The irony is that Zemmour is the son of immigrants. He is Algerian by descent, his Jewish parents fleeing into France during the 1954-62 Algerian war. For an immigrant to aggressively block other immigrants seems hypocritical. But there is a well-known phenomenon: “Close the door after me”. Zemmour failed twice to get admission into the prestigious Ecole Nationale d’Administration, the elite alma mater of most French presidents, including Emmanuel Macron. But Zemmour is intellectually sharp. Political analyst Bruno Cautrès says, “He is a good communicator with a passion for oratorical jousting.”

Zemmour began as a print journalist, then graduated to CNews—a right-wing television network a la Fox News—attracting hundreds of thousands of viewers daily. He has been convicted for hate speech and has multiple cases. “My adversaries want my political death, journalists want my social death and jihadists want my death,” he declaimed.

His Islam-immigrant bashing helps him invade the far-right space occupied by another president-hopeful, Rassemblement National’s Marine Le Pen. Voters seem fatigued with Le Pen, increasingly seen as a poor debater, a repeat loser and too “mainstream” for radicals. But working classes support her, especially the poor, young voters with temporary jobs who feel cheated by globalisation. Zemmour is supported by businessmen, shop-owners and older, bourgeois men who feel French culture and family values are threatened by immigration.

A “Great Rapprochement” between Zemmour and Le Pen would secure them a third of the votes and presidential victory. If not, they split the right-wing vote bank and destroy each other. But rapprochement seems unlikely because they hate each other. Zemmour calls Le Pen pathetic; she calls him arrogant. Precisely because his opponents are divided, analysts expect Macron—still a divisive figure—to win even though he faces a fresh challenge from the centre-right candidate Les Républicains’ Valerie Pécresse. She projects herself as a combination of Margaret Thatcher and Angela Merkel. That seems a contradiction in terms aimed to win votes left, right and centre.

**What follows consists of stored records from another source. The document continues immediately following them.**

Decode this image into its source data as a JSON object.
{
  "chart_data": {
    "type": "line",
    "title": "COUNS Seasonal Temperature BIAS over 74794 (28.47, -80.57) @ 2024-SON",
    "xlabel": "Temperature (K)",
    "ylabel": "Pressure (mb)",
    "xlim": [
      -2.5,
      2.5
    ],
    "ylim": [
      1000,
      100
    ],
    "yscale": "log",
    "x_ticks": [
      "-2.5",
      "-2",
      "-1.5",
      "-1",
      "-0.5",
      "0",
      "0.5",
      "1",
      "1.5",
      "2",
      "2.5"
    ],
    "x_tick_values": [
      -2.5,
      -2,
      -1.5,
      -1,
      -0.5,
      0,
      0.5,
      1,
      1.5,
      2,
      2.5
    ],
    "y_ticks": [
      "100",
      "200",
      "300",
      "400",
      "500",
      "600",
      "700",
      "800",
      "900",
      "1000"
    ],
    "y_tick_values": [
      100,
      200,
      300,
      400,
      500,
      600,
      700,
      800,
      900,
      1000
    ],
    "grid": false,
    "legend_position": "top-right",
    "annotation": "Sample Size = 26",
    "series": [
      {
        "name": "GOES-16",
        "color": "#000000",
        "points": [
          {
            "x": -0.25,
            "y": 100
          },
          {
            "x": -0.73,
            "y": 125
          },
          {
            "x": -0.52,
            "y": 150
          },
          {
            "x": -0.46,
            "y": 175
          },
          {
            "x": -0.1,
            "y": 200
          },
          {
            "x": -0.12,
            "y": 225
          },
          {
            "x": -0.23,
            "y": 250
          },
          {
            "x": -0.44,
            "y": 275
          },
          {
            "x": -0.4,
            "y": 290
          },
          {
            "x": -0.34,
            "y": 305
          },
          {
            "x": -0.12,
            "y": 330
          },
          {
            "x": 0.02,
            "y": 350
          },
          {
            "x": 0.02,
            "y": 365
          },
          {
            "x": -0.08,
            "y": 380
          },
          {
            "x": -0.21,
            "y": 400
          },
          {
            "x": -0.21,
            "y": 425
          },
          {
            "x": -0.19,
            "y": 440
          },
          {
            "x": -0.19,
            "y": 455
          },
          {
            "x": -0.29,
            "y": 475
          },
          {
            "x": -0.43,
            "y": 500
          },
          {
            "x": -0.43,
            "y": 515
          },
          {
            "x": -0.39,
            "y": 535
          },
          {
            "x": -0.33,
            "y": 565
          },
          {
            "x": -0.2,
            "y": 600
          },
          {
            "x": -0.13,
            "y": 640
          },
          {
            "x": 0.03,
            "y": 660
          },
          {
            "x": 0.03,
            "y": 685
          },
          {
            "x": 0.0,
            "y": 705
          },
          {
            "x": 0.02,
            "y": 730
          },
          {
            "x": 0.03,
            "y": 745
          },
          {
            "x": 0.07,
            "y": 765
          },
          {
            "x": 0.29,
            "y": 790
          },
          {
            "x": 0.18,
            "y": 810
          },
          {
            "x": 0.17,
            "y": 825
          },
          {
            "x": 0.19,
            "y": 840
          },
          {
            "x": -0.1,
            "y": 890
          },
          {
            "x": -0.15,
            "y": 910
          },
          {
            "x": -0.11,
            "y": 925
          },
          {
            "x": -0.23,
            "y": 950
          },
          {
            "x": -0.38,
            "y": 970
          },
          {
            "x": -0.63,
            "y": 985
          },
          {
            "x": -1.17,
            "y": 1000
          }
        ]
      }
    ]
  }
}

Latest polls show Zemmour is losing steam. Macron has 23 per cent of the vote, Pécresse leapfrogs to 20 per cent, Le Pen 15 per cent and Zemmour 14 per cent. Usually in France, the least hated figure wins. The most rejected candidate loses. A backlash brews—59 per cent of French voters now reject Zemmour. Bombast aside, like Napoleon, Zemmour may yet discover “impossible” can be very French.